The state’s position — since the case opened in 2018 — is that the authority to implement fisheries regulations lies with the Alaska Board of Fisheries — not with the courts. Attorney Michael Stanley represents the Southeast Herring Conservation Alliance, an intervenor in the case on behalf of the state. Stanley argued that the Sitka Tribe was bypassing the board process, and hoping to catch a break in the courts.
“The notion that the board has failed to take a hard look at these fisheries is absurd, frankly. Now counsel for the Tribe know this. They did what any capable lawyers zealously representing their clients would do: They cast about for a hook to snag some relief. And they landed on 5 AAC 27.195.”
That’s the specific Alaska Administrative Code covering the Sitka Sound Sac Roe Herring fishery, which says the Department of Fish & Game “shall…distribute the commercial harvest by fishing time and area if the department determines that it is necessary to ensure that subsistence users have a reasonable opportunity to harvest the amount of herring spawn necessary for subsistence uses.”
Stanley went on to suggest that trying to establish the meaning of “reasonable opportunity” was not a problem the courts could solve.
“That’s the problem, Your Honor,” said Stanley. “The case is a construct. It’s an artifact of litigation. It’s abstract. It’s not grounded in reality.”
The Tribe countered by diving into a deposition made by state biologist Eric Coonradt, who manages the fishery. Attorney Erickson quoted from portions of the deposition where Coonradt testified that — all things being equal — he would allow a commercial opening to occur on the border of the closed subsistence area, if the fish there were more marketable than another school farther away.

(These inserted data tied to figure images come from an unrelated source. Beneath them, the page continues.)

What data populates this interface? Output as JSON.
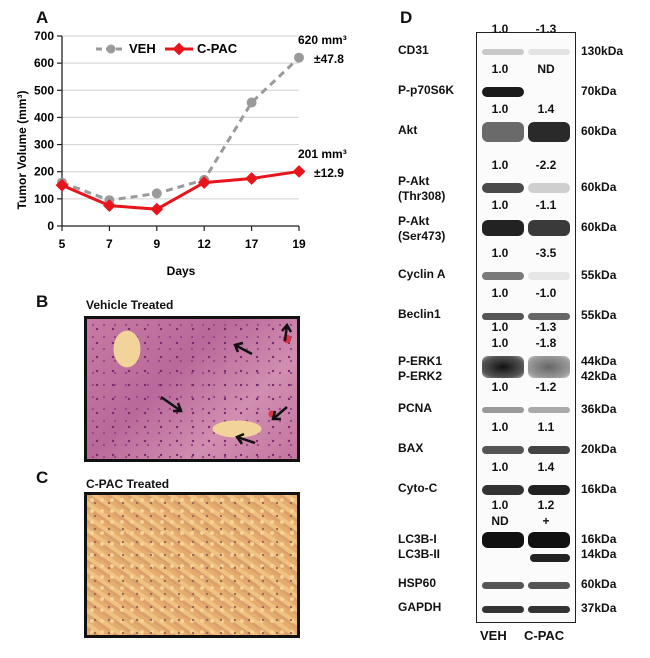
{
  "panels": {
    "a": "A",
    "b": "B",
    "c": "C",
    "d": "D"
  },
  "chart_data": {
    "type": "line",
    "x": [
      5,
      7,
      9,
      12,
      17,
      19
    ],
    "categories": [
      "5",
      "7",
      "9",
      "12",
      "17",
      "19"
    ],
    "series": [
      {
        "name": "VEH",
        "color": "#9a9a9a",
        "values": [
          160,
          95,
          120,
          170,
          455,
          620
        ]
      },
      {
        "name": "C-PAC",
        "color": "#e8141b",
        "values": [
          150,
          75,
          62,
          160,
          175,
          201
        ]
      }
    ],
    "xlabel": "Days",
    "ylabel": "Tumor Volume (mm³)",
    "ylim": [
      0,
      700
    ],
    "yticks": [
      "0",
      "100",
      "200",
      "300",
      "400",
      "500",
      "600",
      "700"
    ],
    "legend_position": "top-left",
    "grid": true,
    "annotations": [
      {
        "line1": "620 mm³",
        "line2": "±47.8"
      },
      {
        "line1": "201 mm³",
        "line2": "±12.9"
      }
    ]
  },
  "histology": {
    "vehicle_title": "Vehicle Treated",
    "cpac_title": "C-PAC Treated"
  },
  "blot": {
    "columns": [
      "VEH",
      "C-PAC"
    ],
    "rows": [
      {
        "label": "CD31",
        "v1": "1.0",
        "v2": "-1.3",
        "kda": "130kDa"
      },
      {
        "label": "P-p70S6K",
        "v1": "1.0",
        "v2": "ND",
        "kda": "70kDa"
      },
      {
        "label": "Akt",
        "v1": "1.0",
        "v2": "1.4",
        "kda": "60kDa"
      },
      {
        "label": "P-Akt",
        "label2": "(Thr308)",
        "v1": "1.0",
        "v2": "-2.2",
        "kda": "60kDa"
      },
      {
        "label": "P-Akt",
        "label2": "(Ser473)",
        "v1": "1.0",
        "v2": "-1.1",
        "kda": "60kDa"
      },
      {
        "label": "Cyclin A",
        "v1": "1.0",
        "v2": "-3.5",
        "kda": "55kDa"
      },
      {
        "label": "Beclin1",
        "v1": "1.0",
        "v2": "-1.0",
        "kda": "55kDa"
      },
      {
        "label": "P-ERK1",
        "label2": "P-ERK2",
        "v1": "1.0",
        "v2": "-1.3",
        "v1b": "1.0",
        "v2b": "-1.8",
        "kda": "44kDa",
        "kda2": "42kDa"
      },
      {
        "label": "PCNA",
        "v1": "1.0",
        "v2": "-1.2",
        "kda": "36kDa"
      },
      {
        "label": "BAX",
        "v1": "1.0",
        "v2": "1.1",
        "kda": "20kDa"
      },
      {
        "label": "Cyto-C",
        "v1": "1.0",
        "v2": "1.4",
        "kda": "16kDa"
      },
      {
        "label": "LC3B-I",
        "label2": "LC3B-II",
        "v1": "1.0",
        "v2": "1.2",
        "v1b": "ND",
        "v2b": "+",
        "kda": "16kDa",
        "kda2": "14kDa"
      },
      {
        "label": "HSP60",
        "kda": "60kDa"
      },
      {
        "label": "GAPDH",
        "kda": "37kDa"
      }
    ]
  }
}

Erickson said that this testimony clearly identified the state’s priorities were not aligned with statute.
“That’s the essence of this claim: Is that they’re subjugating the subsistence priority to the needs of the commercial fishery,” Erickson said. “And they’re saying that the closed area mostly took care of everything. But essentially there’s no fish getting into the closed area if they’re opening a commercial fishery right on the border and intercepting all the fish.”
Erickson cited additional testimony in which the state biologist said he had no access to any data during the fishery which would allow him to determine whether subsistence harvesters had reasonable opportunity.
Erickson suggested that this was concrete evidence that the state was out of compliance with it’s own requirement to ensure reasonable opportunity.
“This isn’t a construct that we’ve created,” said Erickson. “It’s just a matter that the department hasn’t been implementing the regulations.”
Judge Daniel Schally made no ruling following the hour of argument, but took the matter under advisement, and promised a decision soon. “The court is certainly aware of the time factor,” he said, “given that we’re in late January and this fishery, if it occurs, is in late March.”
Judge Schally a year ago ruled against the Sitka Tribe when it sought an injunction to require the state to revise its management strategy in the weeks prior to the 2019 Sac Roe fishery. However, no commercial fishery opened in Sitka Sound last season due to weak markets for the relatively small fish available — the first time there had been no opener since 1977.
Depending on Judge Schally’s ruling on summary judgment, the Sitka Tribe’s full case against the state is scheduled for trial in July.